For the second year running the Vineyard & Winery Show took place at the Kent Showground, Detling. Attended by all aspects of the industry the event on the 23 November 2022 built on the success of the inaugural event writes Rebecca Farmer, Vineyard editor.
The free to attend event attracted almost 2,000 visitors, a significant increase on the attendees from the first event held in 2021 and even the torrential rain could not dampen the atmosphere for those inside the exhibition halls. Everyone commented on the marvellous energy and buzz that was felt throughout the show and it was great to see the industry get together. Everywhere you looked people were happily chatting to customers, friends and those they had not seen for some time.
Thanks to sponsors Rankin Bros every visitor was greeted with a cork and cotton gift bag containing their beautifully branded complimentary tasting glass that was sponsored and supplied by Urban Bar along with their visitor show guide that outlined all that there was to see during the day. The event included a packed seminar programme, over 100 exhibitor stands to visit as well as a structured wine tasting of six wines hosted by globally recognised wine writer Matthew Jukes. The event showcased some of the latest innovations for both vineyards and wineries and truly targeted the whole industry literally under one roof. The tasting hub, promoting over 100 wines from producers across England and Wales was once again a prominent feature of the show.
The welcome speech given by Simon Thorpe WineGB CEO was slightly delayed due to significant traffic issues but it was not long before a packed crowd gathered for the welcome breakfast. This was to be the start of things to come as it remained difficult to get a seat in the seminar marquee for most of the day. Indeed, during the first seminar of the afternoon, chaired by Matt Strugnell, titled the great British Varietal debate it was even difficult to achieve standing room close enough to hear the proceedings.

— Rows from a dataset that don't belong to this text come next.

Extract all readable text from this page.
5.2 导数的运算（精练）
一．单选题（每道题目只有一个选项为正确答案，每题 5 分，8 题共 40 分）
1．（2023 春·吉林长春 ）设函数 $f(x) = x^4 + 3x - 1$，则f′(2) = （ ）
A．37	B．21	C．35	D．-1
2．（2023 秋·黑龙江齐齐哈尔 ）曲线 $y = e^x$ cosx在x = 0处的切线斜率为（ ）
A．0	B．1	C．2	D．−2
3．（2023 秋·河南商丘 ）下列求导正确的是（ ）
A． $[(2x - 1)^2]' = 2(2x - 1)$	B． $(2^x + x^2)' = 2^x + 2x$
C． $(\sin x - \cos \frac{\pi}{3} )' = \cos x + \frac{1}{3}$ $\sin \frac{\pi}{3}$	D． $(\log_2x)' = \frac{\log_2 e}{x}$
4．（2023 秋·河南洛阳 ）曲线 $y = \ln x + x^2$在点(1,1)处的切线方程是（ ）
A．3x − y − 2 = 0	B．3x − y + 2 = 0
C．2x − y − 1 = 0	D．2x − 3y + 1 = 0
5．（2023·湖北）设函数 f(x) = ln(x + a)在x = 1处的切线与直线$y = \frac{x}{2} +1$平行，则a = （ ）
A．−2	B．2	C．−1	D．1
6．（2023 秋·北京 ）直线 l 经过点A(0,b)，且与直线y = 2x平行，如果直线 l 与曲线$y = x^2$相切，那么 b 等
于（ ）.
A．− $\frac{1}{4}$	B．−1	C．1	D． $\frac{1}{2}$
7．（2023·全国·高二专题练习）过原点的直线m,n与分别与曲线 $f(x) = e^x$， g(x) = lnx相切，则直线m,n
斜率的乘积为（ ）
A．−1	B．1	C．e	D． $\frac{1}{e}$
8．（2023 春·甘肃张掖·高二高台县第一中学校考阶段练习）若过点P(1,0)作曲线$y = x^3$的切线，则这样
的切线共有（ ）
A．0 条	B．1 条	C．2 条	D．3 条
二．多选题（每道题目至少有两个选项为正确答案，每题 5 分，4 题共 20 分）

The hour long structured tasting from Matthew Jukes was enjoyed by all those who had been able to secure a ticket to the sold out event. The money from the ticket price raising some £2,000 for Matthew’s chosen Charity The Drinks Trust. All the wines were superb but it was heartening to see so many appreciate the red wine of Halfpenny Green. There was audible approval as Matthew talked through the Penny Red and in a poll it was almost universally enjoyed; high praise from a discerning audience.
The wines for the tasting included:
- 2021 Penny Red, Halfpenny Green Wine Estate
- 2021 Vagabond Rosé, Yew Tree Vineyard
- 21 Kin, Kinsbrook
Alongside this selection of still wines were three very special sparkling wines:
- 2018 Blanc de Noirs, Gusbourne
- 2015 Cuvée Boz, Blanc de Blancs, Sugrue South Downs
- 2014 Blancs de Noirs, Wiston.
A word from our President
Show President Julian Barnes commented: “How amazing to be a part of the second Vineyard & Winery Show, a day that brought together a part of agriculture that is independently in charge of its journey from vineyard to consumer. A full day of conversation and explanation around everything you would need for viticulture in the UK, plant and machinery, seminars and wine tastings all rounded off with an evening of food and entertainment. It was a pleasure to be joined by so many people, some new and some that have grown up through the industry and become such good friends.”
The show would of course not be possible without the headline sponsors and Vineyard magazine would like to take this opportunity to thank Core Equipment, berlin packaging, Hutchinsons, Vitifruit and Royston Labels.
On the back of a positive first event, the 2022 show saw an amazing 40% increase in exhibitors, taking the total number of trades on show to 114. As you will see from this review, many reported that much business and interest was generated, with one of the topics of the day focusing on whether the show should be a two day event in future.
It was a pleasure to meet many of the exhibitors who were returning for a second year. Among these were the team at the Rebschule Freytag. Keen to taste wines made from PIWI grapes I visited the stand during the show but found it swamped with people all looking at the possibilities offered by these vines. At the end of the day however Marina Pohl from the Rebschule Freytag team asked me if I would now like to try some of their wines. There are obvious benefits for growing these varieties in a cool climate such as disease resistance ensuring the vines produce clean fruit and the possible reduction in inputs that would be good for regenerative agricultural objectives as well as having cost implications. All the varieties on the stand were suitable for the UK climate and there were some particularly interesting wines. Two that stood out to me were Sauvignac for the white wine and from the red varieties Marina said: “The Cabaret Noir had been popular all day.” It was easy to see why the wine was beautifully balanced, interesting and very drinkable (in fact I wanted to take one home and drink it by the fire whilst the rain lashed down outside). This thick skinned variety it goes through veraison early and I could certainly see why it proved popular. Those vineyards in the UK who may have already planted some of these vines were able to taste the possibilities and those looking at future planting had plenty of opportunity to approach this area with an open mind. My thanks go to Marina for making sure I did not miss out on the opportunity to try something new.